Als kürzlich die aktualisierten Angaben zu Nebeneinkünften der Bundestagsabgeordneten veröffentlicht wurden, galt das Medieninteresse vor allem einer Politikerin: Sahra Wagenknecht. Die Frage, wenigstens zwischen den Zeilen, lautete: Kann jemand, der für ein Buch 720.000 Euro und für einen einzelnen Vortrag – ausgerechnet bei einem Schweizer Vermögensverwalter – 10.000 Euro Honorar erhält, linke Politik vertreten? Oder ist das Verrat an den eigenen Idealen?
Auch andere linke Politiker oder Gewerkschafter wie GDL-Chef Claus Weselsky mussten und müssen sich immer wieder vorhalten lassen, sie verdienten zu viel Geld oder lebten in zu schicken Häusern. Der Bundestagsabgeordnete, der die mit Abstand größten Nebeneinkünfte hat, muss sich solche Vorwürfe nicht anhören – denn der ist ja von der CSU. Und da werden Nebeneinkünfte nur dann skandalisiert, wenn sie mit fragwürdigen Machenschaften zu tun haben, wie im Fall der Maskendeals. Wird bei konservativen Politikern privater wirtschaftlicher Erfolg geradezu erwartet, während er bei linken verpönt ist?

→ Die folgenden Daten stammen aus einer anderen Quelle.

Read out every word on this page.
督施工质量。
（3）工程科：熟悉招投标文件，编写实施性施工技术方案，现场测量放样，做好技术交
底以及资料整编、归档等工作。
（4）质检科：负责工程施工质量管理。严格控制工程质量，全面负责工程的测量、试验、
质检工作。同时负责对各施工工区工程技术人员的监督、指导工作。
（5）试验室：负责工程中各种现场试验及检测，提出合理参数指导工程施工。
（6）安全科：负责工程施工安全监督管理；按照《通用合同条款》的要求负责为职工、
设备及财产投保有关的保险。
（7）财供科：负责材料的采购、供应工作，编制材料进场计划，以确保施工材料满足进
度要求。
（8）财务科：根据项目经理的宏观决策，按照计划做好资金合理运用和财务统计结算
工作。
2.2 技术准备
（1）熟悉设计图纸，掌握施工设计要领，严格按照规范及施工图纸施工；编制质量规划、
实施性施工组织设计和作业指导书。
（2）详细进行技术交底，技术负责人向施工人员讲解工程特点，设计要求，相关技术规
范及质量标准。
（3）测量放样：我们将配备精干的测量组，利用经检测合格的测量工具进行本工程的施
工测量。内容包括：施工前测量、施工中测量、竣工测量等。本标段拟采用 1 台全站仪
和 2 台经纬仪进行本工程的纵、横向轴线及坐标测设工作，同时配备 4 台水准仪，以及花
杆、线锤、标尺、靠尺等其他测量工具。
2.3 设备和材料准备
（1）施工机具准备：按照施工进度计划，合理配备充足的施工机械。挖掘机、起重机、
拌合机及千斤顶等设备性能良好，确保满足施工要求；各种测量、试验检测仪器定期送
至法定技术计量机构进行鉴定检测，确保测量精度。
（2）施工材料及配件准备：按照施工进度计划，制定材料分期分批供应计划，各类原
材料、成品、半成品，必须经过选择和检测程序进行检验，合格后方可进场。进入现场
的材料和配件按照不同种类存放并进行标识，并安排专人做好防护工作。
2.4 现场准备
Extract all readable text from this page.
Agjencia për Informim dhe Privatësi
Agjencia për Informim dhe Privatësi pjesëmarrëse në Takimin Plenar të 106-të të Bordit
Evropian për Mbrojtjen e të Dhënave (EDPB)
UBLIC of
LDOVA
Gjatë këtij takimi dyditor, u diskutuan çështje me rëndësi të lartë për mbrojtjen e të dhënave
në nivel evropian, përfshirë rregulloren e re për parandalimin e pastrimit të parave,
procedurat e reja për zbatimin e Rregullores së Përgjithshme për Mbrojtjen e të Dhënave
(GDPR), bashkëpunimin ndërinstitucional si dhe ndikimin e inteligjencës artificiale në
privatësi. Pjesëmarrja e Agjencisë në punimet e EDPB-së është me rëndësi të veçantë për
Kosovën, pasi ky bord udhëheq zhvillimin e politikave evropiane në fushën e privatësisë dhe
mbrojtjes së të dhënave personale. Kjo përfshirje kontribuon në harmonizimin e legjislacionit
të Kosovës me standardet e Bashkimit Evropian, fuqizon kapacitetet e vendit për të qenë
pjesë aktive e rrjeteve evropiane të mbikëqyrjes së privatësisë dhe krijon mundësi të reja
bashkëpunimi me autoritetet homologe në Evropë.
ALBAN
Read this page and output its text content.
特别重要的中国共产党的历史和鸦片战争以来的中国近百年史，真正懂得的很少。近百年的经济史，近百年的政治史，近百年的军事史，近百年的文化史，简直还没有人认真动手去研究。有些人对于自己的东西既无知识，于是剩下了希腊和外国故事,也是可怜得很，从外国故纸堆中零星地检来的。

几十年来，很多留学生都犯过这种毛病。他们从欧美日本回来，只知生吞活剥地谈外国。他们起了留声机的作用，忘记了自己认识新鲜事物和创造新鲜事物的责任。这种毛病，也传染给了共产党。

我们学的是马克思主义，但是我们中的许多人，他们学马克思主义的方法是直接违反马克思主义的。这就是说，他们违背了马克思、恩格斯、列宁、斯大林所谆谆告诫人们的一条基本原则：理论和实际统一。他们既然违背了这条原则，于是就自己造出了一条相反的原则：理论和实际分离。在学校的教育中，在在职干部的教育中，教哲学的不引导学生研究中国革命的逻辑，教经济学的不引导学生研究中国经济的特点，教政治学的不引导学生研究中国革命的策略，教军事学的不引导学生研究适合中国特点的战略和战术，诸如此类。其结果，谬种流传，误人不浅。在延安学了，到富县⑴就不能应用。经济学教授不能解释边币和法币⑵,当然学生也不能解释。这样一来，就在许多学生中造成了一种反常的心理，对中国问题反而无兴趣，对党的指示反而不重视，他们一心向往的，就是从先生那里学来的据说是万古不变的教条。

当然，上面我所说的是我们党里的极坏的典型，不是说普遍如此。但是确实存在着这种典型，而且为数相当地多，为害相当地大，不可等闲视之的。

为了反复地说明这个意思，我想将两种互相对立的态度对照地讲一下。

Wie muss denn jemand leben, der für politisch linke Positionen eintreten will? Ist ein teures Essen erlaubt oder darf es nur Graubrot mit Margarine geben? Braucht es einen abgekämpften Arbeiter-Look oder ist Bekleidung okay, die auch auf einen Laufsteg passen würde? Und müssen Konservative immer Anzug tragen und teure Uhren?
Berufspolitiker sind kein Spiegel der Gesellschaft. Sie sind professionelle Vertreter von Lebensentwürfen und Zukunftswünschen. Sie sollen keine repräsentative Stichprobe der Bevölkerung sein, sondern ihre Anwälte. Mit dem Mandat der Wähler sollen sie deren Interessen vertreten und mit den Anwälten anderer Interessensgruppen verhandeln. Entsprechend werden sie sich kleiden und öffentlich dort auftreten, wo sie ihrer Politik Gehör verschaffen wollen.
Darin unterscheiden sich Politiker nicht von anderen Interessens-Anwälten: von NGO-Vertretern, Wirtschafts-Lobbyisten, Gewerkschaftern. Der Sport-Funktionär muss kein guter Sportler sein, er muss die Interessen von Sportlern vertreten. Körperliche Fitness, Ernährung oder sonstiger Lebenswandel eines Sport-Vertreters haben in der öffentlichen Diskussion nichts zu suchen.
Anders sieht es aus, wenn solche Anwälte Forderungen an die Allgemeinheit richten. Wollen Politiker der Bevölkerung beispielsweise einen von ihnen für gesund erachteten Lebenswandel verordnen, dann darf man sie selbstverständlich persönlich auf den Prüfstand stellen. “Wasser predigen und Wein saufen”, sagt der Volksmund, wenn es da eine Diskrepanz gibt.
Man kann für radikalen Klimaschutz eintreten und trotzdem noch gelegentlich ein Auto oder gar ein Flugzeug benutzen. Wer allerdings von anderen ohne Ansehen ihrer Person und Situation ein klimaschädigungsfreies Verhalten verlangt, darf sich selbst davon nicht ausnehmen.
Ob der eigene Lebenswandel die Glaubwürdigkeit vertretener Positionen berührt, sollte davon abhängen, ob man für sich selbst oder für andere spricht.
Wer im gesellschaftlichen Diskurs anwaltlich auftritt, spricht für seine Mandantschaft – und wer nicht selbst hundert Prozent dazugehört, kann dabei nicht von “wir” reden. Als Jugendlicher war es mir regelrecht zuwider, wenn ergraute Herren “wir als Sportjugend” sagten oder “wir als Kreisjugendring”. Wer für Kinderrechte eintritt, wird in den meisten Fällen selbst kein Kind mehr sein und daher auch nicht “wir Kinder” sagen. Und Wagenknecht wird wohl nie sagen: “Wir Geringverdiener.” Aber sie kann sich genau für diese einsetzen. So wie Weselsky offenbar erfolgreich für die Bezahlung von Lokführern mit der Bahn streitet.
Wenn hingegen Politiker davon sprechen, jetzt müssten wir alle dies oder jenes tun oder lassen, dann erwarte ich, dass sie sich tatsächlich selbst einschließen. Ob mal wieder der Gürtel enger geschnallt werden soll oder die Opferbereitschaft fürs Vaterland gepriesen wird: Wer “wir” sagt und alle meint, muss mit gutem Beispiel vorangehen.